I wanted to share these excellent suggestions for freezing our fresh herbs, for those of us who will lose most of them when the air dips below freezing this fall. The advice below come from my epicurean friends, Bettina and Suzanne, at www.loulies.com:
A Word About Herbs (from Loulies)
Growing herbs is one of the most rewarding aspects of our summer “gardens” (albeit, pots on the back porch and scrappy front yard plantings). Before you put your garden to bed, consider freezing them to enjoy their flavor during the winter months. Although the herbs will become limp and darken in the process, their flavor will be intact making them useful in cooked dishes, but not ideal as an accent or garnish.
Frozen herbs will keep their flavor for several months and, unlike dried herbs, where the flavor gets more concentrated when drying, frozen herbs can be used in the same proportion as fresh herbs.

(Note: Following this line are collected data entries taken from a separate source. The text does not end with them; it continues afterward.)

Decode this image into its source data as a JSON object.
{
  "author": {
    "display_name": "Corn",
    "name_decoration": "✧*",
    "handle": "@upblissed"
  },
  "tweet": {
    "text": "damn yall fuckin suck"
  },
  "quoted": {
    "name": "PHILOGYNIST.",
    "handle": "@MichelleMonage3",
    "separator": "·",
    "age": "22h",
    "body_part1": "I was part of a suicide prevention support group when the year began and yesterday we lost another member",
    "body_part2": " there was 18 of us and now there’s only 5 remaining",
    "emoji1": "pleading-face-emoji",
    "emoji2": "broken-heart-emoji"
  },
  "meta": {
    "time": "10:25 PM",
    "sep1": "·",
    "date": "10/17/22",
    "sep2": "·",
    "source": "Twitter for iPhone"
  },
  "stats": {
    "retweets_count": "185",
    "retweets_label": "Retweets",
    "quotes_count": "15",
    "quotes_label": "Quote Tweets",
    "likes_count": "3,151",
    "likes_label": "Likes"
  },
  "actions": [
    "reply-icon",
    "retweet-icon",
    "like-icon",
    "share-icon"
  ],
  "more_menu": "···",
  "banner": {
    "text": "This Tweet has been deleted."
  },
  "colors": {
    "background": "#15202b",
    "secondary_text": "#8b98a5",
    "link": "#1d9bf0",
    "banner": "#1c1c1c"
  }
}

Added bonus: You will not have to buy all of those overpriced little grocery store packs. Think of the savings.
To Freeze Herbs:
1) Harvest the freshest, healthiest leaves.

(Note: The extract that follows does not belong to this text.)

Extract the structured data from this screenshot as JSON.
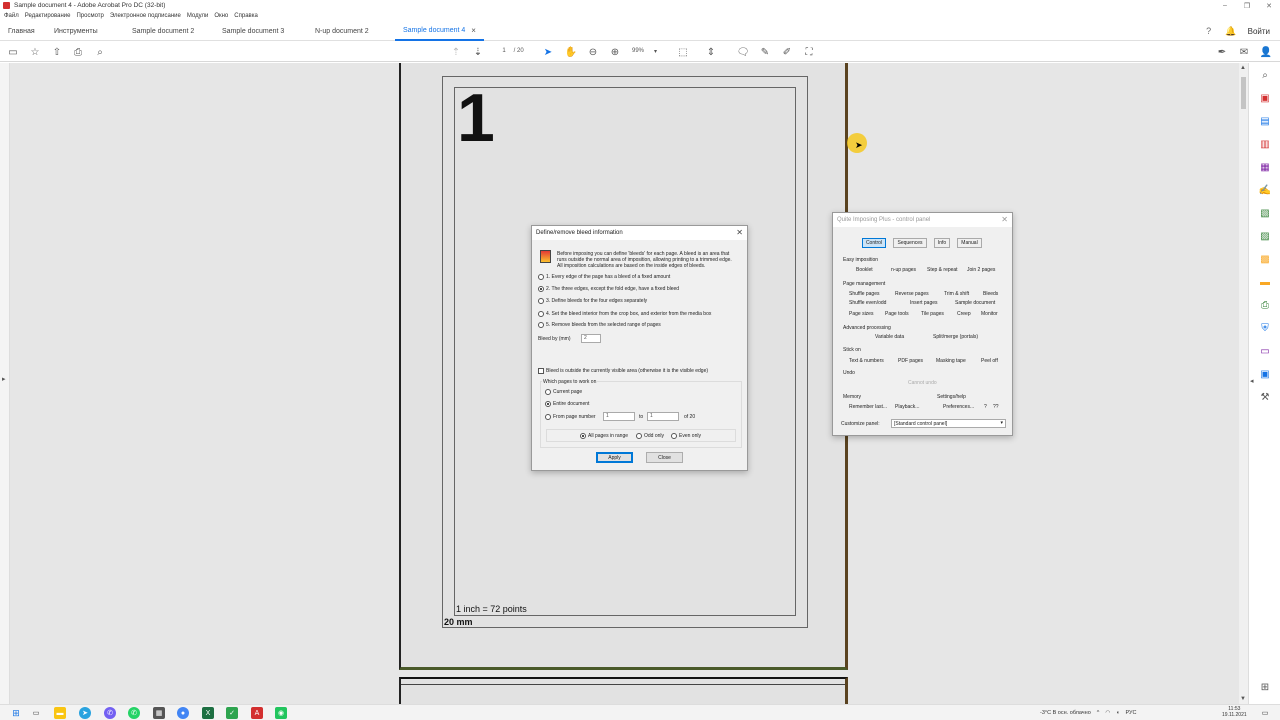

2) Wash, if necessary, and pat dry with paper towels.
3) Spread the individual leaves on a small tray or cookie sheet. Freezing the leaves flat and individually will prevent them from freezing together into a brick.
4) Cover and place the tray of leaves into the freezer.
5) When frozen solid, place in airtight containers or bags and return to the freezer. (Note: Frozen individually, the herb’s leaves will not meld together.)